During this time, the inner solar system was a warm and dry place. Protoplanets and asteroids have fused surfaces and, when they are in magma, even an element such as carbon, which has a boiling point of 4,800 degrees Celsius, is considered volatile. Therefore, it is not clear when delicate elements of low boiling point, such as water, were incorporated, especially because the hydrogen required to make water molecules would have evaporated due to the high temperatures.
Researchers measured a common mineral in basaltic meteorites, called olivine, for the volatile elements hydrogen, carbon, fluorine and chlorine.
"Once we know the composition of the melt, we can calculate the water content of a planetary body," Sarafian said. The team discovered that the asteroid father of angrites probably had about 20 percent of the Earth's current water content.
Although the percentage is low in modern terms, this amount of water in the initial solar system indicates that water was quite abundant at 4.56 billion years ago, even when the inner solar system was still warm. Different sources of water in the solar system are commonly compared to Earth's water by measuring the ratio of the deuterium hydrogen isotope to hydrogen (D to H).
Previous research has shown that the water in the parent's body matches perfectly with the composition of Earth's water. This suggests that both the water found in angrites and the early water of the Earth come from the same source.

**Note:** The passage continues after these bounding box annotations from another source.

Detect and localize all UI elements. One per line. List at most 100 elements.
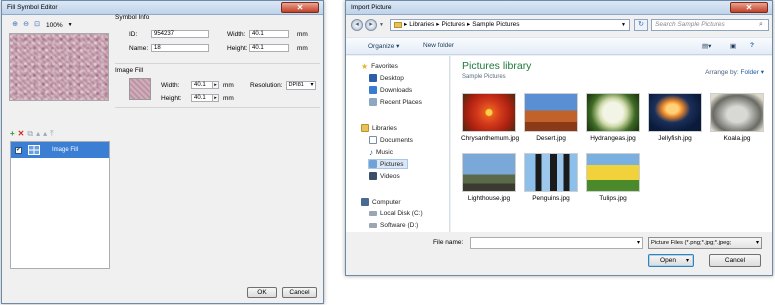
- file-tile[interactable]: Penguins.jpg: [523, 153, 579, 209]
- image-fill-swatch[interactable]: [129, 78, 151, 100]
- nav-downloads[interactable]: Downloads: [369, 86, 412, 94]
- fill-width-spinner[interactable]: ▸: [213, 81, 219, 89]
- videos-icon: [369, 172, 377, 180]
- file-name-input[interactable]: ▾: [470, 237, 643, 249]
- zoom-out-icon[interactable]: ⊖: [22, 21, 30, 29]
- width-field[interactable]: 40.1: [249, 30, 289, 38]
- nav-computer[interactable]: Computer: [361, 198, 401, 206]
- move-top-icon[interactable]: ⤒: [50, 129, 54, 139]
- file-type-value: Picture Files (*.png;*.jpg;*.jpeg;: [651, 240, 732, 246]
- file-tile[interactable]: Jellyfish.jpg: [647, 93, 703, 149]
- fill-width-field[interactable]: 40.1: [191, 81, 213, 89]
- cancel-button[interactable]: Cancel: [709, 254, 761, 267]
- breadcrumb-item[interactable]: Libraries: [409, 20, 434, 30]
- nav-software-drive[interactable]: Software (D:): [369, 222, 418, 229]
- file-name: Lighthouse.jpg: [467, 195, 511, 202]
- nav-label: Software (D:): [380, 222, 419, 229]
- group-title: Symbol Info: [115, 14, 150, 21]
- address-bar[interactable]: ▸ Libraries ▸ Pictures ▸ Sample Pictures…: [390, 19, 630, 31]
- nav-libraries[interactable]: Libraries: [361, 124, 397, 132]
- file-tile[interactable]: Chrysanthemum.jpg: [461, 93, 519, 149]
- nav-label: Favorites: [371, 63, 398, 70]
- resolution-value: DPI81: [288, 82, 304, 88]
- breadcrumb-item[interactable]: Pictures: [441, 20, 464, 30]
- add-icon[interactable]: +: [10, 129, 15, 139]
- window-title: Import Picture: [351, 4, 392, 11]
- file-type-dropdown[interactable]: Picture Files (*.png;*.jpg;*.jpeg; ▾: [648, 237, 762, 249]
- resolution-label: Resolution:: [250, 82, 283, 89]
- name-field[interactable]: 18: [151, 44, 209, 52]
- nav-pictures[interactable]: Pictures: [368, 159, 409, 169]
- zoom-level[interactable]: 100%: [46, 22, 63, 29]
- recent-places-icon: [369, 98, 377, 106]
- nav-recent-places[interactable]: Recent Places: [369, 98, 422, 106]
- tulips-thumbnail: [586, 153, 640, 192]
- symbol-info-group: Symbol Info ID: 954237 Name: 18 Width: 4…: [115, 14, 320, 56]
- file-tile[interactable]: Hydrangeas.jpg: [585, 93, 641, 149]
- cancel-button[interactable]: Cancel: [282, 287, 317, 298]
- file-tile[interactable]: Tulips.jpg: [585, 153, 641, 209]
- height-unit: mm: [297, 44, 308, 52]
- forward-button[interactable]: ▸: [365, 19, 377, 31]
- open-menu-chevron-icon[interactable]: ▾: [686, 257, 689, 264]
- nav-local-disk[interactable]: Local Disk (C:): [369, 210, 423, 217]
- dialog-footer: File name: ▾ Picture Files (*.png;*.jpg;…: [346, 232, 772, 275]
- fill-height-field[interactable]: 40.1: [191, 94, 213, 102]
- nav-music[interactable]: ♪ Music: [369, 148, 393, 157]
- file-name: Hydrangeas.jpg: [590, 135, 636, 142]
- close-button[interactable]: ✕: [730, 2, 768, 13]
- breadcrumb-item[interactable]: Sample Pictures: [472, 20, 519, 30]
- arrange-value[interactable]: Folder ▾: [741, 69, 765, 76]
- file-view: Pictures library Sample Pictures Arrange…: [451, 56, 772, 232]
- nav-videos[interactable]: Videos: [369, 172, 400, 180]
- ok-button[interactable]: OK: [247, 287, 277, 298]
- nav-favorites[interactable]: ★ Favorites: [361, 62, 398, 71]
- file-tile[interactable]: Lighthouse.jpg: [461, 153, 517, 209]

"It is a fairly simple assumption to say that the Earth's water at least began to accrete to the Earth extremely early, before the planet was fully formed," Sarafian said. "This means that when the planet cooled enough so that the liquid water could be stable on the surface, there was already water here," he said.
When the Earth was fully formed 4.540 million years ago, Mars already had a 20 million year initial advantage as a stable mass with water and other volatiles on its surface, such as carbon, fluorine and chlorine, Said Sarafian.